MOUNT VERNON – In an eat-on-the-go culture bulging with drive-through windows and frozen dinners, a group of Skagit County residents has decided to slow things down and rediscover the pleasure of food, drink and good company.
They’re armed with picnic baskets, place settings and plentiful appetites for savory, non-fast-food cuisine.
Not a single hot dog, hamburger or potato chip showed up on the table during the group’s inaugural potluck last month at the Rexville Grocery. Instead, group members dined on ling cod caught fresh the same day, and oysters marinated the night before in brown sugar, soy sauce, ginger and green onion and smoked that morning.
With that bountiful feast, the “slow food” movement officially arrived in Skagit County.
Meant as the antithesis of fast food, slow food is an international trend started in the mid-1980s in Italy as a reaction to the opening of a McDonald’s restaurant in Rome.
Today, slow food has evolved into a self-described “eco-gastronomic” nonprofit organization that celebrates local food traditions and sustainability through educational events and outreach activities, all with the aim of fighting the homogenization of food.
The 80,000-member organization is divided into local chapters, called conviviums. This is Skagit County’s first convivium, called Slow Food Skagit River Salish Sea.
“Slow food covers everything from supporting the local economy to encouraging families to sit down together for dinner,” said Donald Harper, who helped found the Skagit County convivium in April. “The goal is to support the producers and artisans, but it’s also about the pleasures of the table.”
The slow food dinner-table aesthetic wasn’t lost on Rexville Grocery owner Stuart Welch, who hosted the group’s first official dinner. Welch sat comfortably at the picnic table telling stories of backpacking in the Sierra Nevada mountains, where he would catch wild salmon through breaks in the ice on half-frozen lakes and turn them into sushi.
Others, like Don Harper, shared family recipes. For instance, Harper told the group that Spike seasoning was the secret ingredient in preparing his delicious cooked carrots.

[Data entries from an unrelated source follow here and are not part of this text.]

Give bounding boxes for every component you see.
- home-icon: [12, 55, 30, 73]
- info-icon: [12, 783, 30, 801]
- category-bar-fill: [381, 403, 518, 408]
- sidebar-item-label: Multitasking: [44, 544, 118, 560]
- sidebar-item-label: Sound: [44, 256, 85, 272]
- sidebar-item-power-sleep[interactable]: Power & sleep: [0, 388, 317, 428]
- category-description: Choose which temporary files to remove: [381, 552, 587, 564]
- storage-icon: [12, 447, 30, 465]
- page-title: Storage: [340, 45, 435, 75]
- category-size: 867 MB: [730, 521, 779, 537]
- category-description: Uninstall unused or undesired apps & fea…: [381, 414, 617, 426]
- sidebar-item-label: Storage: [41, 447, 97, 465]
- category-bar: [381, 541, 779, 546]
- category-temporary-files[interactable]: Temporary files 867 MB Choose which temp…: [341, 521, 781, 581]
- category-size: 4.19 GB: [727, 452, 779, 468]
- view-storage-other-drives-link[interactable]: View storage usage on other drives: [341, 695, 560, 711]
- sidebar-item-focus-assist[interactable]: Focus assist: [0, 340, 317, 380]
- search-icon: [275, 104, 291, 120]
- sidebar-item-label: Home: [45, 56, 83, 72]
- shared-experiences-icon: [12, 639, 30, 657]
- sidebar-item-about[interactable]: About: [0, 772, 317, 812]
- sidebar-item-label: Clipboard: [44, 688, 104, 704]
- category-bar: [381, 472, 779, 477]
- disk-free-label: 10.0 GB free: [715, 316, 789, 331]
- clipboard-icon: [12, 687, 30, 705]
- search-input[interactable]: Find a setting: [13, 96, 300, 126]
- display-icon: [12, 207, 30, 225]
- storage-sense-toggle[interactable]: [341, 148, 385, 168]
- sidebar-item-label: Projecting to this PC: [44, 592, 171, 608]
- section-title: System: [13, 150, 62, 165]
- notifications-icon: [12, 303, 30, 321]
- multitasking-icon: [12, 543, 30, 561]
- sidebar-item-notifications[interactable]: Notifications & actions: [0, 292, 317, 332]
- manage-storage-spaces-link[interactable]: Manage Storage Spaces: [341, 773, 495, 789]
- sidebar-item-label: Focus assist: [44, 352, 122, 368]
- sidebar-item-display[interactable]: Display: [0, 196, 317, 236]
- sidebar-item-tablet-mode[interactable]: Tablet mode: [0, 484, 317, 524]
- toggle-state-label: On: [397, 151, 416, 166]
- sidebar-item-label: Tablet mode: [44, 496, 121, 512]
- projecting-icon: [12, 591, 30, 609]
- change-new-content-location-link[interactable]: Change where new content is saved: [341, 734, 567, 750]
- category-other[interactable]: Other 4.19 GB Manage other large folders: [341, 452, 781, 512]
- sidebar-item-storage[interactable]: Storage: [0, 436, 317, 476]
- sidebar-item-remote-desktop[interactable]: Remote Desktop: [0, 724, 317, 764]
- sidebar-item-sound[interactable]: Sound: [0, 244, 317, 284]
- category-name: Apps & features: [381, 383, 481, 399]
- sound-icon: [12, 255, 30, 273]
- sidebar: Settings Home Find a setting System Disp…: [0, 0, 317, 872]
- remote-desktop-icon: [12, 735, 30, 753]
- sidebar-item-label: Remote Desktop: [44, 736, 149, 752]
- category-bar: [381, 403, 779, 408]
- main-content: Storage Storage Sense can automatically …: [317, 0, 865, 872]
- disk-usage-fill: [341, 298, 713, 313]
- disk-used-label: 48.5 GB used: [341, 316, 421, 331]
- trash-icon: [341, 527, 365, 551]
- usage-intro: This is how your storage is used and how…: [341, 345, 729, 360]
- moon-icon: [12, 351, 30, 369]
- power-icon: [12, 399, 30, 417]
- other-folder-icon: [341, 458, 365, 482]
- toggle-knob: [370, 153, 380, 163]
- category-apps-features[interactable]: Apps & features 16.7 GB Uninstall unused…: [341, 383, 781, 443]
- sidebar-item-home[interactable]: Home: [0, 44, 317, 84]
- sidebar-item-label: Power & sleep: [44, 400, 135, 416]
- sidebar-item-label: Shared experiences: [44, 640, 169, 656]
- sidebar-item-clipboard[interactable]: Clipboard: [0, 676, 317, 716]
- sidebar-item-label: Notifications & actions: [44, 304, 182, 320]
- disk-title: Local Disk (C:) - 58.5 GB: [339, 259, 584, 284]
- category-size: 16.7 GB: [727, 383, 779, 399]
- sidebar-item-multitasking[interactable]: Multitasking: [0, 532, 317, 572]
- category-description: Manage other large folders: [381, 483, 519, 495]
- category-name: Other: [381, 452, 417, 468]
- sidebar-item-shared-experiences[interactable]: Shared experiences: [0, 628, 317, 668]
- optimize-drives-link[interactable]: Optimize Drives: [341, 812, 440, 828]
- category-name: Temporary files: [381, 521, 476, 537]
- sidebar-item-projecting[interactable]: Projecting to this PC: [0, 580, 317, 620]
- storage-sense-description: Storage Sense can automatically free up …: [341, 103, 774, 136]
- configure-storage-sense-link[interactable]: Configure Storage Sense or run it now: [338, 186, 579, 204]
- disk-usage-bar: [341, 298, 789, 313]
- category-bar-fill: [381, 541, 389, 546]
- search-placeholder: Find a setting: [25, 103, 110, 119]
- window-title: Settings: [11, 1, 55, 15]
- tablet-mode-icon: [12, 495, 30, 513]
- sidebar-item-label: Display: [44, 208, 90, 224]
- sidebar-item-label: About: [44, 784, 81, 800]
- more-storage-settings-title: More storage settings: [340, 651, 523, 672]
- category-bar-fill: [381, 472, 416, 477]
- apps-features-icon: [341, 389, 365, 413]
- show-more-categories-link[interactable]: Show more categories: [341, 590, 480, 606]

In the end, conversation turned to the area’s local food traditions, and the hope that the slow food movement can help preserve them.
“I really believe slow food will be big here,” Welch said. “Hopefully it will become a rallying point to keep things this way.”
Elsewhere, the slow food movement is helping to revitalize 147 distinct foods in the United States that have all but disappeared from the culinary landscape.
“We’ve basically identified endangered foods and we’re working to promote them and bring them back to the marketplace,” said Deena Goldman, the director of membership at Slow Food U.S.A in Brooklyn, N.Y.
In Seattle, slow-food members are working to resurrect the Ozette potato, which came from Peru by way of Spanish explorers and into the hands of the Makah Indians at Neah Bay in the 1700s, said Gerry Warren, who helped establish slow food in the Northwest around 10 years ago.
The potatoes were used for about 200 years before they began fading away, he said.
For Warren, Skagit County’s rich agricultural past makes it fertile ground for the slow food movement.
“This venue, this community, is slow foods times five,” he said. “What you have here is absolutely perfect.”
Members hope slow food will help preserve the county’s agricultural heritage for the future.
“Having food growing in your community is huge, and we are lucky that we do because many communities don’t,” said Carol Havens, the convivium’s coordinator. “We want to show people that you can buy delicious food, while supporting the local economy.”
The Skagit convivium is still in the early planning stages. But the group already has scheduled a series of cooking demonstrations, food tastings and community picnics in the coming months.
“We’re brand new at this,” Havens said. “But we expect to grow pretty fast. There have been so many people who have been waiting for something like this.”